La politique migratoire inhumaine, xénophobe et ultra-répressive du gouvernement est de plus en plus critiquée. Mal perçue par cet électorat qui a voté Macron pour faire « barrage au FN » au second tour, elle crispe y compris parmi les rangs des députés de la majorité gouvernementales LREM.

Les députés LREM mal à l’aise sur la politique migratoire menée

Le ministre de l’Intérieur, Gérard Collomb, s’est déjà dit, selon les révélations du Canard Enchainé, « agacé de passer pour le facho de service », d’être « bien seul aux avant-postes » sous les feux des critiques avec derrière lui un gouvernement qui « compte les points, reçoit les associations mais ne se mouille pas ». Et Gérard a raison de sentir si seul. Car, cette politique inhumaine est la déclinaison de la politique du gouvernement et en premier lieu du président Macron qui en est le véritable chef d’orchestre. En incarnant cette politique intérieur inhumaine, il pourrait bien servir de fusible au gouvernement face à la contestation qui monte parmi ses rangs.

Mardi 9 janvier, la députée LREM de la Manche, Sonia Krimi, a vivement interpellé Gérard Collomb sur sa future réforme du droit d’asile et de l’immigration sous les applaudissements des députés de la France Insoumise. « Tous les étrangers ne sont pas des terroristes, tous les étrangers ne sont pas d’indélicats fraudeurs aux aides sociales » a lancé la députée franco-tunisienne au Ministre. Et en insistant sur le discours d’ouverture qu’avait arboré Emmanuel Macron durant sa campagne électorale, elle a poursuivi en disant que le discours du ministre « joue avec les peurs » et que « les centres de rétentions deviennent des centres de détention et sont indignes de notre République ». On l’aura compris, la politique du Ministre de l’Intérieur, en décalage face aux promesses de progressisme sociétal d’Emmanuel Macron met mal à l’aise la majorité LREM.

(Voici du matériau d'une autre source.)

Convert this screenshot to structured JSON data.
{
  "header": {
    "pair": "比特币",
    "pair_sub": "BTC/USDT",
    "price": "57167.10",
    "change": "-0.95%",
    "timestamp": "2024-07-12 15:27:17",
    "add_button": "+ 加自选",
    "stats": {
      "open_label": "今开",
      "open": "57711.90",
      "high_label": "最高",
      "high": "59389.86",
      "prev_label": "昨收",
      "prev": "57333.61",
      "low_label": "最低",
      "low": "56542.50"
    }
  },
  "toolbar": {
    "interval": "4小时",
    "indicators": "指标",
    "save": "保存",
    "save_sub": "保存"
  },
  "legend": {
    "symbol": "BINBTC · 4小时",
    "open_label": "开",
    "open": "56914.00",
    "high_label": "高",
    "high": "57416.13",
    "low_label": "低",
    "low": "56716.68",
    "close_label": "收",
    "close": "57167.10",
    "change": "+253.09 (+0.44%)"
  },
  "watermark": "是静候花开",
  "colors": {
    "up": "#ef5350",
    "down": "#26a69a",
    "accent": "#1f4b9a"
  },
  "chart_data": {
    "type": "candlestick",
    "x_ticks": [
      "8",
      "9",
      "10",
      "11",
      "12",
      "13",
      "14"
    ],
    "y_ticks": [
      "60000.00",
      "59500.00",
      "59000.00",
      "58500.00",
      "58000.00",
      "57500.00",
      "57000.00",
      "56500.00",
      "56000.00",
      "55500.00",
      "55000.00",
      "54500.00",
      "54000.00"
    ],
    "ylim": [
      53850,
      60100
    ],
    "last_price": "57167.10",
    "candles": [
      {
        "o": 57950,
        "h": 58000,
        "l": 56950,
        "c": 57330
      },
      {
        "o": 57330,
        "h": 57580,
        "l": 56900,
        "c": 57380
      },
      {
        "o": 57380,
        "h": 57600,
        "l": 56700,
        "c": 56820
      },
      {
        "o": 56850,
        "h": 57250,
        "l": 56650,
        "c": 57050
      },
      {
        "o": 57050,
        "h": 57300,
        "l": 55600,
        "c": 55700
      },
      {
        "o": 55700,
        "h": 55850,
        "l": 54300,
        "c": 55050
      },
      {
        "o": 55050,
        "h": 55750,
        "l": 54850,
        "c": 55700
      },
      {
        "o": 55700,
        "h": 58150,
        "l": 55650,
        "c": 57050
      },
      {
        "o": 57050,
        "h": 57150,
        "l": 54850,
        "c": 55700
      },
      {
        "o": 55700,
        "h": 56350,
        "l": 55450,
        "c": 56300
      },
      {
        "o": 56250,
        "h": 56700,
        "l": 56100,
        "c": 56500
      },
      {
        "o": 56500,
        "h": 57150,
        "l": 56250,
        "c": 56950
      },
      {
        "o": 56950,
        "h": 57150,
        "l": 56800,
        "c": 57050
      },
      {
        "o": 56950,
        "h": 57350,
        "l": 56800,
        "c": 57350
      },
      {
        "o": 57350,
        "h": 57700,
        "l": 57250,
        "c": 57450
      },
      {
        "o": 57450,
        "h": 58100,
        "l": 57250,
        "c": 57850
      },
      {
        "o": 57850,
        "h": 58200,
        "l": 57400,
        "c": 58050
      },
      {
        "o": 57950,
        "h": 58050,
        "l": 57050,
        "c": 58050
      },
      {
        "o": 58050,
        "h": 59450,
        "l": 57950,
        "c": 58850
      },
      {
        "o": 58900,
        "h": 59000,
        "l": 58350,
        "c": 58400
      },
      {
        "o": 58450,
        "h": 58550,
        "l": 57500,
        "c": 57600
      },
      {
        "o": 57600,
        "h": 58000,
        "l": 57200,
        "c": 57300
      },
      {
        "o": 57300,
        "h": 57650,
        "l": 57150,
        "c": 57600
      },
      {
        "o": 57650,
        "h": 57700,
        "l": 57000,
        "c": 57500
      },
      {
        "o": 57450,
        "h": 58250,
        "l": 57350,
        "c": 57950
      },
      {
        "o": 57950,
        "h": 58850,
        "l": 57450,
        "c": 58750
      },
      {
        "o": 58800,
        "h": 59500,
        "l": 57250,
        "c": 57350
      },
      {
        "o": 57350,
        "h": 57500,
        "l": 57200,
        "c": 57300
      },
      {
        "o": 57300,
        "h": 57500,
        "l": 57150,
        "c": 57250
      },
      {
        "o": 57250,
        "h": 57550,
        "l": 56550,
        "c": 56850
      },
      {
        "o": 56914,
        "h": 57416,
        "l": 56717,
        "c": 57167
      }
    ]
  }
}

Et c’est dans le souci de la préserver que Gérard Collomb organisait jeudi dernier un diner avec les députés macroniens d’Ile- de-France, comme le révèle le Canard Enchainé. A leur table Aurore Berger, porte-parole du groupe LREM à l’Assemblée, a voulu, tant bien que mal, calmer les inquiétudes des députés : « il ne faut pas se leurrer, beaucoup de ces associations [d’aides aux demandeurs d’asile et aux migrants] sont noyautés par les militants politiques d’extrême-gauche » a-t-elle lancé aux députés-convives, selon les sources du Canard Enchainé. Craignant la défection des députés LREM sur sa loi, le gouvernement cajole la majorité et fait de la « pé-da-go-gie ». En plus du « péril rouge » brandie par la porte-parole lors des diners, un document interne expliquant le contenu et l’objectif de la réforme aurait été distribué aux députés. Aurore Berger n’en parcours pas moins les plateaux pour divulguer sa « bonne parole ». Avec son nouvel angle de communication pour défendre le texte, Aurore Berger ferait passer la circulaire Collomb pour une mesure humanitaire : « on ne peut pas protéger, si on ne sait pas qui vit en France », faisant passer les contrôles policiers et les mises en centre de détention pour de la protection et de la bienveillance.

La politique migratoire extrêmement répressive ouvre une brèche et approfondit les contradictions du président des riches. Elu pour faire barrage au FN sur un programme ultralibéral économiquement et socialement « progressiste » – concession à son aile gauche – Macron mène une politique aux frontières qui n’a rien à envier au programme du Front National. C’est bien ce que lui reproche une partie de sa majorité et ce qui pourrait l’affaiblir davantage auprès d’un électorat qui a cru « échapper au pire » en lui donnant son bulletin de vote.